Ohne dieses sadomasochistische Outfit von der Nacht, dachte ich, würden sie explodieren.

Aber dann frage ich mich, warum dieser extreme Gegensatz? Wäre es nicht einfacher, sich von Anfang an so zu zeigen, wie man wirklich ist, anstatt ein endloses Wechselspiel von zwei völlig entgegengesetzten Extremen zu schaffen, um zu kompensieren? Dieses ewige Ausfüllen von vorgefertigten Rollen, die uns zu einem leeren, bedeutungslosen Leben führen: Nicht aus Liebe heiraten, sondern weil es der richtige Zeitpunkt ist zu heiraten; Nicht den Job tun, den man liebt, sondern den Staatsjob, der eine gute Rente sichert; Nicht das studieren, was einem gefällt, sondern das, was einem einen Job sichert, den man nicht liebt (als ich Philosophie an der Universität wählte, war die Frage, die mir zu 90 % der Zeit immer wieder gestellt wurde: „Und danach, welchen Job wirst du machen?“)
Mit anderen Worten, ewig eine Rolle spielen, die einem nicht gehört.

Diejenigen, die nach ihren eigenen Instinkten und Regeln leben, werden hingegen mit einer Mischung von Emotionen beobachtet, die von Ärger, Neid und Anziehung reichen: Mit ihrer Verwundbarkeit und ihren Widersprüchen erinnern sie uns daran, dass das Leben nicht einfach ist, dass Sicherheit eine Illusion ist, und stellen somit die kollektive Illusion in Frage, dass alles unter Kontrolle ist. Die Anwesenheit dieser (wenigen) freien Geister stört, ihr Feuer verändert, aber diese Veränderung macht ihr Leben voll und somit lebenswert.

Freiheit hat jedoch ihren Preis: Wie Kierkegaard sagte, ist Angst ein unvermeidliches Erlebnis für diejenigen, die bewusst leben wollen.
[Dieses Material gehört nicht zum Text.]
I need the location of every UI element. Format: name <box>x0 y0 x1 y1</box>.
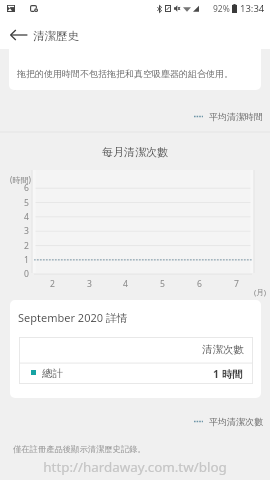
button[interactable]: Back <box>7 23 31 47</box>
staticText: 3 <box>87 278 92 290</box>
staticText: (月) <box>254 287 267 297</box>
staticText: 13:34 <box>240 2 265 15</box>
staticText: 92% <box>213 3 230 15</box>
staticText: 1 <box>24 254 29 266</box>
staticText: 4 <box>24 211 29 223</box>
staticText: 7 <box>234 278 239 290</box>
staticText: 拖把的使用時間不包括拖把和真空吸塵器的組合使用。 <box>17 68 233 79</box>
staticText: 2 <box>50 278 55 290</box>
staticText: 5 <box>24 197 29 209</box>
staticText: 3 <box>24 225 29 237</box>
staticText: 總計 <box>42 367 63 380</box>
staticText: 平均清潔時間 <box>209 111 263 122</box>
staticText: 4 <box>123 278 128 290</box>
staticText: 5 <box>160 278 165 290</box>
staticText: 清潔次數 <box>202 343 244 356</box>
staticText: 1 時間 <box>213 367 243 381</box>
staticText: 平均清潔次數 <box>209 416 263 427</box>
staticText: 清潔歷史 <box>33 29 79 43</box>
staticText: 僅在註冊產品後顯示清潔歷史記錄。 <box>13 444 146 454</box>
staticText: http://hardaway.com.tw/blog <box>0 458 270 476</box>
staticText: 每月清潔次數 <box>0 145 270 159</box>
staticText: (時間) <box>10 174 31 185</box>
staticText: 6 <box>197 278 202 290</box>
staticText: 0 <box>24 268 29 280</box>
staticText: 2 <box>24 240 29 252</box>
staticText: September 2020 詳情 <box>18 310 128 325</box>
staticText: 6 <box>24 182 29 194</box>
Dieses schmerzhafte, aber essentielle Gefühl entsteht aus der Freiheit: Wenn wir erkennen, dass wir nicht einfach Zahnräder in einem System sind, sondern frei wählen können, fühlen wir uns überwältigt.

Dann kommt die Krise, die jeder freie Geist durchmachen muss: die Verzweiflung, sich selbst sein zu wollen, die entsteht, wenn man sich seiner eigenen Falschheit bewusst wird und daher versucht, sich selbst zurückzugewinnen.
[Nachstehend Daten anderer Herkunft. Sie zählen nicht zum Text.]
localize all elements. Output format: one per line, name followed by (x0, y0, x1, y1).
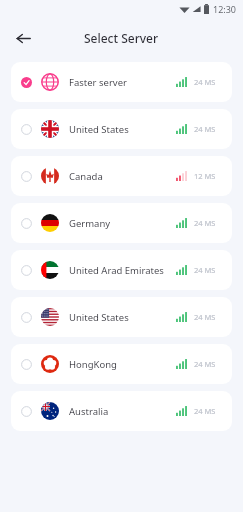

Masken hingegen versuchen, dem Schmerz zu entkommen, und nähren so eine ewige Illusion, die langfristig zur Selbstzerstörung führt, weil sie für immer verzweifelt sind, nicht sie selbst zu sein.

Ich glaube, es ist besser, einen intensiven, vorübergehenden Schmerz zu ertragen, als einen konstanten, subtilen, ewigen Schmerz mit sich herumzutragen.